Closer to home in Aotearoa, while our youth sport structures might look different to those in USA, we share some similar challenges. 

To these types of challenges, Skye poses the question, 

Could an important step in reframing the beginning of a youth players experience be to reframe the end?” 

What would youth sport look like if we were fixated on the number of players, participants and athletes, that were a life-long member or customer? 

What if we celebrated these types of successes and stories, just like we did if we won the World Cup? 

As Stephen Covey teaches, we ought to begin with the end in mind. 

Well then, perhaps for sports administrators, coaches and parents the end we ought to strive for is growing a lifelong love for your game, or sport more generally. And any success, in the more traditional sense – whether that be a weekend wonder story or world championship – is just a cherry on the top. 


A memory this time.  

I’m transported to a conversation with Ross. My mother’s friend. In his 60s. 

I hadn’t seen Ross in close to 10 years. We were talking, exchanging the normal kind of pleasantries you do in similar situations. Somehow the conversation took a turn to me playing football over the weekend. The wrinkles on Rosses face seemed to shift at this. He perked up and dialed in to the conversation a bit more. Upon reflection, what transpired next was almost some kind of admiration or reverence on Ross’s behalf.  

I think I must have still been a bit ambivalent at the time. I didn’t think hoofing a ball with my mates on the weekend on a regular basis as I enter my mid-30s was special. But I think Ross did. And come to think of it, Ross was and is right to think like that.  

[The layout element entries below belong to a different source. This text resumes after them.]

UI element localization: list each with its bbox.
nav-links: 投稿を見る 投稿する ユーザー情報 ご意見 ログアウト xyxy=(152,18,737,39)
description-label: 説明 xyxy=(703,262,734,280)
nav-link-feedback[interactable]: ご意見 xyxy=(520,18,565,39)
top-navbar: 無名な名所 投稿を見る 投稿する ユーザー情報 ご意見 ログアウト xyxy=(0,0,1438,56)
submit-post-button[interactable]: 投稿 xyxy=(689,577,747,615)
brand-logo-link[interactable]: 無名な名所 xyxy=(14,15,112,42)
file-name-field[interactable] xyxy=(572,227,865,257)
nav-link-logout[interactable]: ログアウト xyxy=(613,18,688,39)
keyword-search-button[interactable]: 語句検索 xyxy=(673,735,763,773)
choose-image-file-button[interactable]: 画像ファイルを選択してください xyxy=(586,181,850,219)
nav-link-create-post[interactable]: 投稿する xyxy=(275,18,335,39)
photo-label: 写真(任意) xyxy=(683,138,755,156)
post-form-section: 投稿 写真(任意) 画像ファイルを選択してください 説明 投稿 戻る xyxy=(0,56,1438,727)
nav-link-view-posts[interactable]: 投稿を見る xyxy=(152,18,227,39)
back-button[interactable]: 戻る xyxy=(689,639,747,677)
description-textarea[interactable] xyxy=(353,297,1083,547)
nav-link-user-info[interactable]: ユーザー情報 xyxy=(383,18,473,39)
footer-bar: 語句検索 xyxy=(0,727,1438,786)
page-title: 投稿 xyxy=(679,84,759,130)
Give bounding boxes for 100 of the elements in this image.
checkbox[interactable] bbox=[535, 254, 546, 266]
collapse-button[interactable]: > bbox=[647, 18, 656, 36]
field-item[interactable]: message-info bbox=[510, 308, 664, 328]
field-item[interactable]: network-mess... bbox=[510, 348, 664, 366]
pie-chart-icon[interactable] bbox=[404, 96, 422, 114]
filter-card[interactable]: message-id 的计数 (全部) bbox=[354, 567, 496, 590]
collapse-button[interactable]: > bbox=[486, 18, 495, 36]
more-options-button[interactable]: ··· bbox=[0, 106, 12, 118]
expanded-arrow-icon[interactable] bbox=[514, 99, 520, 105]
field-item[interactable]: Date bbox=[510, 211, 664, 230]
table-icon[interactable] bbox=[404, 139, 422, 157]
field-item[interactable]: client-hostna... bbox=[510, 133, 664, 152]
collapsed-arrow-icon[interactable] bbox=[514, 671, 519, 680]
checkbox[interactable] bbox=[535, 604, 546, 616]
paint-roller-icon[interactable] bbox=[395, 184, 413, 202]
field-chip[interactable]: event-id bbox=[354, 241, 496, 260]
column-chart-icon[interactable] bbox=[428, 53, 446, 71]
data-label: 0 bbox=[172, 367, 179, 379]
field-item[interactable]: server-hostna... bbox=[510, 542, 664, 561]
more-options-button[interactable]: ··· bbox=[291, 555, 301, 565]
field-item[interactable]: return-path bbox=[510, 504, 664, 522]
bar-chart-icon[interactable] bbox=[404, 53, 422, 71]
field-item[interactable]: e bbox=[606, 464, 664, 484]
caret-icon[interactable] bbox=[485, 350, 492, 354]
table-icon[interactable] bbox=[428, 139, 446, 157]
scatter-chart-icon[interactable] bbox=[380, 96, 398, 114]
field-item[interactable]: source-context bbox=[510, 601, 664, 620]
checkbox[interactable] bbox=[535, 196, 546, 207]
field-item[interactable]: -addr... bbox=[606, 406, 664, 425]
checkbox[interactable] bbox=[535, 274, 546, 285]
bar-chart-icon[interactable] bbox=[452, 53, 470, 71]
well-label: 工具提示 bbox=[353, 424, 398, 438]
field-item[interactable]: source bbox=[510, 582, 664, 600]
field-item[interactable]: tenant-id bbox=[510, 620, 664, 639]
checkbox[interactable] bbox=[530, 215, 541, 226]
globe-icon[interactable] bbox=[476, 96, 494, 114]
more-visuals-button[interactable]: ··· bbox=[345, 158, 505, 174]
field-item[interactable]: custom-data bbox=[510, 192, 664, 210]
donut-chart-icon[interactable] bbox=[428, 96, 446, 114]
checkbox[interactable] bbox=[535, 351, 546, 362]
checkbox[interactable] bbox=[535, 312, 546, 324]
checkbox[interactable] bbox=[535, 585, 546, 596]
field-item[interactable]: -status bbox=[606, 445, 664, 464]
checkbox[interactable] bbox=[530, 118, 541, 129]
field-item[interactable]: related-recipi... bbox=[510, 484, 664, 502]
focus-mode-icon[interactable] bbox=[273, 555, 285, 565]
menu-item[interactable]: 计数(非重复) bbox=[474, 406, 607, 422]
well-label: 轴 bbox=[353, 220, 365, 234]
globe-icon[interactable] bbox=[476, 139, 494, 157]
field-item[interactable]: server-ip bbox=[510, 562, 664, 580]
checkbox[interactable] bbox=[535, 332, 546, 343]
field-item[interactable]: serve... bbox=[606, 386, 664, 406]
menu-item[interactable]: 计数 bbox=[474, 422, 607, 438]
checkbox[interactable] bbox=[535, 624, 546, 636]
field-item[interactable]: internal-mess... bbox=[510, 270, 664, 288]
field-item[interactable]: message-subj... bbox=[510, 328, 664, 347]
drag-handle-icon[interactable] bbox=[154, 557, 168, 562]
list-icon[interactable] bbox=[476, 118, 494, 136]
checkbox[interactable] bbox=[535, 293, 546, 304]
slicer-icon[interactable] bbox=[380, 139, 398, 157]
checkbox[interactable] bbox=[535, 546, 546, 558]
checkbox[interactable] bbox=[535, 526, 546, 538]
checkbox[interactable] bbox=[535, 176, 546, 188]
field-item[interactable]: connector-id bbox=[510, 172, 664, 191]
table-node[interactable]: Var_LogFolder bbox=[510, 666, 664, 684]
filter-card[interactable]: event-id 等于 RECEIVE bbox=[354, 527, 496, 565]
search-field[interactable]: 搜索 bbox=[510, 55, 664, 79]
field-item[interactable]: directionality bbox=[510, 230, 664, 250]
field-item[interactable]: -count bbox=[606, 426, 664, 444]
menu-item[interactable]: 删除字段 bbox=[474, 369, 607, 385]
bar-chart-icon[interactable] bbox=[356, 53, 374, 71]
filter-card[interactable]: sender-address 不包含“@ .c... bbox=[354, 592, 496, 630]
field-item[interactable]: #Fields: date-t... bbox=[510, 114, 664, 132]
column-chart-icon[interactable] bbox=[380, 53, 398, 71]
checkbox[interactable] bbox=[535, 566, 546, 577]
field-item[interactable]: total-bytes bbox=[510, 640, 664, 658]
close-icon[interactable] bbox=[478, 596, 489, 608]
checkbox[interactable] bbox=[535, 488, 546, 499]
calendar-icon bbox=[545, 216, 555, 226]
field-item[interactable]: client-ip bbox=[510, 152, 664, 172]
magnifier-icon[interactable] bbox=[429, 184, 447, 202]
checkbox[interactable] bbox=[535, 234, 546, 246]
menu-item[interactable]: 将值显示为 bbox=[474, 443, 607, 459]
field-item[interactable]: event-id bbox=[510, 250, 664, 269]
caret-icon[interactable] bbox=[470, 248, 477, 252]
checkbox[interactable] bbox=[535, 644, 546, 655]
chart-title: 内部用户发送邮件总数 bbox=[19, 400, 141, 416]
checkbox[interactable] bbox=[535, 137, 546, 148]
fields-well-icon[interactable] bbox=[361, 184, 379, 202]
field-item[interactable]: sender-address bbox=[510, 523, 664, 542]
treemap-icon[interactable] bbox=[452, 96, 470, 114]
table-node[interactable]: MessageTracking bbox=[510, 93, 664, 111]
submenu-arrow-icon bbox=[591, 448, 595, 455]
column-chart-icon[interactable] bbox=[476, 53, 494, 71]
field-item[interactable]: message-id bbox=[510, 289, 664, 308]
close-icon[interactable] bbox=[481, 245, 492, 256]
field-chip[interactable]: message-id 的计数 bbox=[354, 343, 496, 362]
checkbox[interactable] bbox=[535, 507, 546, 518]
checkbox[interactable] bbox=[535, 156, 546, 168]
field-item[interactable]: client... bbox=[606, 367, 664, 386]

I guess the question I have from here is how do you bottle that mindset that Ross had? And connect it with the intentions and actions of administrators, coaches and parents who oversee the young Kiwis that will run around fields and courts this coming weekend? 

If you have any ideas, let me know. 

As for me, well I certainly hope that in 20 years’ time, I’ll be able to look back and celebrate that my son is playing and has a love for sport as he enters adulthood.